Wer ist nun der Autor des Papiers? Das Auswärtige Amt äußerte sich auf Anfrage von Telepolis dazu nicht, sandte aber ein Exemplar des PDF-Dokumentes. In den Metadaten der Datei wird als Autor Hubert Knirsch genannt. Knirsch ist Leiter der politischen Abteilung an der deutschen Botschaft in Moskau. Zuvor war er unter anderem Referatsleiter im Auswärtigen Amt für Internationale Wirtschafts- und Handelspolitik. Eine Anfrage an die Deutsche Botschaft in Moskau, in welcher Form man dort an der Erstellung des Regierungspapiers beteiligt war, blieb bis Montagabend ohne Antwort.
Nachträgliche Ergänzung vom 25.2.2014: Am Mittwoch nach der Veröffentlichung dieses Artikels meldete sich das Auswärtige Amt bei Telepolis und wies darauf hin, dass Herr Knirsch nichts mit dem Papier zu tun habe.
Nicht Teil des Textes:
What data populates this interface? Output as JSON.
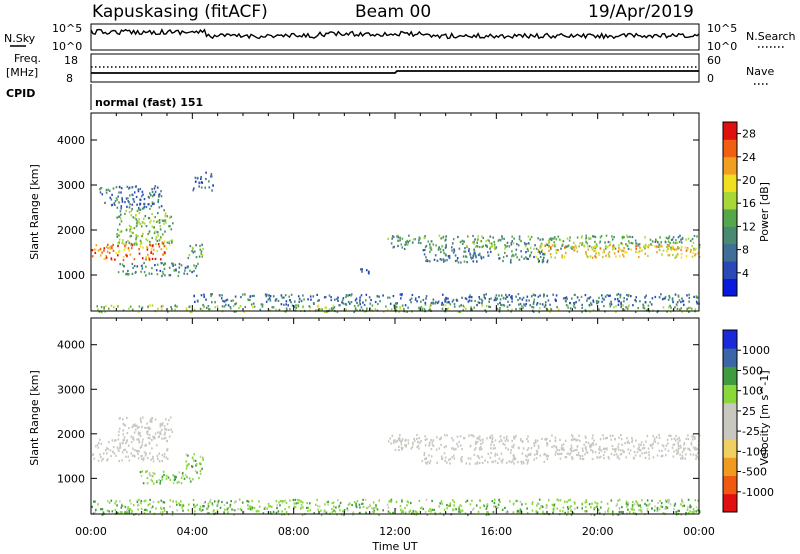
{
  "header": {
    "station": "Kapuskasing (fitACF)",
    "beam": "Beam 00",
    "date": "19/Apr/2019"
  },
  "params": {
    "nsky_label": "N.Sky",
    "nsky_tick_top": "10^5",
    "nsky_tick_bottom": "10^0",
    "nsearch_label": "N.Search",
    "nsearch_tick_top": "10^5",
    "nsearch_tick_bottom": "10^0",
    "freq_label": "Freq.",
    "freq_unit": "[MHz]",
    "freq_tick_top": "18",
    "freq_tick_bottom": "8",
    "nave_label": "Nave",
    "nave_tick_top": "60",
    "nave_tick_bottom": "0",
    "cpid_label": "CPID",
    "cpid_value": "normal (fast) 151"
  },
  "colors": {
    "power": [
      "#0a1adc",
      "#2a48b8",
      "#3f6e96",
      "#4a8a72",
      "#55a84a",
      "#a8d838",
      "#f0e020",
      "#f0a020",
      "#f06010",
      "#e01010"
    ],
    "velocity": [
      "#e01010",
      "#f05a10",
      "#f09a20",
      "#f0d060",
      "#c8c8c0",
      "#c8c8c0",
      "#8ad83a",
      "#3f9a40",
      "#3a66a8",
      "#1a2ad8"
    ]
  },
  "chart_data": [
    {
      "type": "heatmap",
      "quantity": "power",
      "xlabel": "",
      "ylabel": "Slant Range [km]",
      "yticks": [
        "1000",
        "2000",
        "3000",
        "4000"
      ],
      "ytick_values": [
        1000,
        2000,
        3000,
        4000
      ],
      "ylim": [
        200,
        4600
      ],
      "xlim": [
        0,
        24
      ],
      "colorbar_label": "Power [dB]",
      "colorbar_ticks": [
        "4",
        "8",
        "12",
        "16",
        "20",
        "24",
        "28"
      ],
      "colorbar_range": [
        0,
        30
      ],
      "regions": [
        {
          "t0": 0.0,
          "t1": 3.0,
          "r0": 1350,
          "r1": 1750,
          "level": 24
        },
        {
          "t0": 1.0,
          "t1": 3.2,
          "r0": 1700,
          "r1": 2500,
          "level": 14
        },
        {
          "t0": 0.3,
          "t1": 2.8,
          "r0": 2500,
          "r1": 3000,
          "level": 8
        },
        {
          "t0": 1.0,
          "t1": 4.2,
          "r0": 1000,
          "r1": 1300,
          "level": 10
        },
        {
          "t0": 3.8,
          "t1": 4.4,
          "r0": 1400,
          "r1": 1700,
          "level": 13
        },
        {
          "t0": 4.0,
          "t1": 4.8,
          "r0": 2900,
          "r1": 3300,
          "level": 7
        },
        {
          "t0": 11.7,
          "t1": 24.0,
          "r0": 1600,
          "r1": 1900,
          "level": 12
        },
        {
          "t0": 17.5,
          "t1": 24.0,
          "r0": 1400,
          "r1": 1700,
          "level": 20
        },
        {
          "t0": 13.0,
          "t1": 18.0,
          "r0": 1300,
          "r1": 1600,
          "level": 9
        },
        {
          "t0": 10.5,
          "t1": 11.0,
          "r0": 1000,
          "r1": 1200,
          "level": 9
        },
        {
          "t0": 0.0,
          "t1": 24.0,
          "r0": 200,
          "r1": 350,
          "level": 14
        },
        {
          "t0": 4.0,
          "t1": 24.0,
          "r0": 350,
          "r1": 600,
          "level": 8
        }
      ]
    },
    {
      "type": "heatmap",
      "quantity": "velocity",
      "xlabel": "Time UT",
      "xticks": [
        "00:00",
        "04:00",
        "08:00",
        "12:00",
        "16:00",
        "20:00",
        "00:00"
      ],
      "xtick_values": [
        0,
        4,
        8,
        12,
        16,
        20,
        24
      ],
      "ylabel": "Slant Range [km]",
      "yticks": [
        "1000",
        "2000",
        "3000",
        "4000"
      ],
      "ytick_values": [
        1000,
        2000,
        3000,
        4000
      ],
      "ylim": [
        200,
        4600
      ],
      "xlim": [
        0,
        24
      ],
      "colorbar_label": "Velocity [m s^-1]",
      "colorbar_ticks": [
        "-1000",
        "-500",
        "-100",
        "-25",
        "25",
        "100",
        "500",
        "1000"
      ],
      "regions": [
        {
          "t0": 0.0,
          "t1": 3.0,
          "r0": 1400,
          "r1": 1900,
          "vel": 0
        },
        {
          "t0": 1.0,
          "t1": 3.2,
          "r0": 1900,
          "r1": 2400,
          "vel": 0
        },
        {
          "t0": 1.8,
          "t1": 4.3,
          "r0": 900,
          "r1": 1200,
          "vel": 60
        },
        {
          "t0": 3.7,
          "t1": 4.4,
          "r0": 1200,
          "r1": 1600,
          "vel": 60
        },
        {
          "t0": 11.7,
          "t1": 24.0,
          "r0": 1650,
          "r1": 2000,
          "vel": 0
        },
        {
          "t0": 17.5,
          "t1": 24.0,
          "r0": 1450,
          "r1": 1700,
          "vel": 0
        },
        {
          "t0": 13.0,
          "t1": 18.0,
          "r0": 1350,
          "r1": 1600,
          "vel": 0
        },
        {
          "t0": 0.0,
          "t1": 24.0,
          "r0": 200,
          "r1": 550,
          "vel": 80
        }
      ]
    }
  ]
}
Nachdenklich macht auch, welche öffentlich kontrovers diskutierten Punkte in dem Papier nicht erörtert werden. So kommt weder die Frage nach der Identität und den Auftraggebern der Scharfschützen auf dem Maidan vor, noch die Frage nach den Verantwortlichen für den Abschuss von Flug MH-17. Letzteres wurde ja mit einer Verschärfung der Sanktionen gegen Russland beantwortet, ohne dass die Tat selbst aufgeklärt worden war.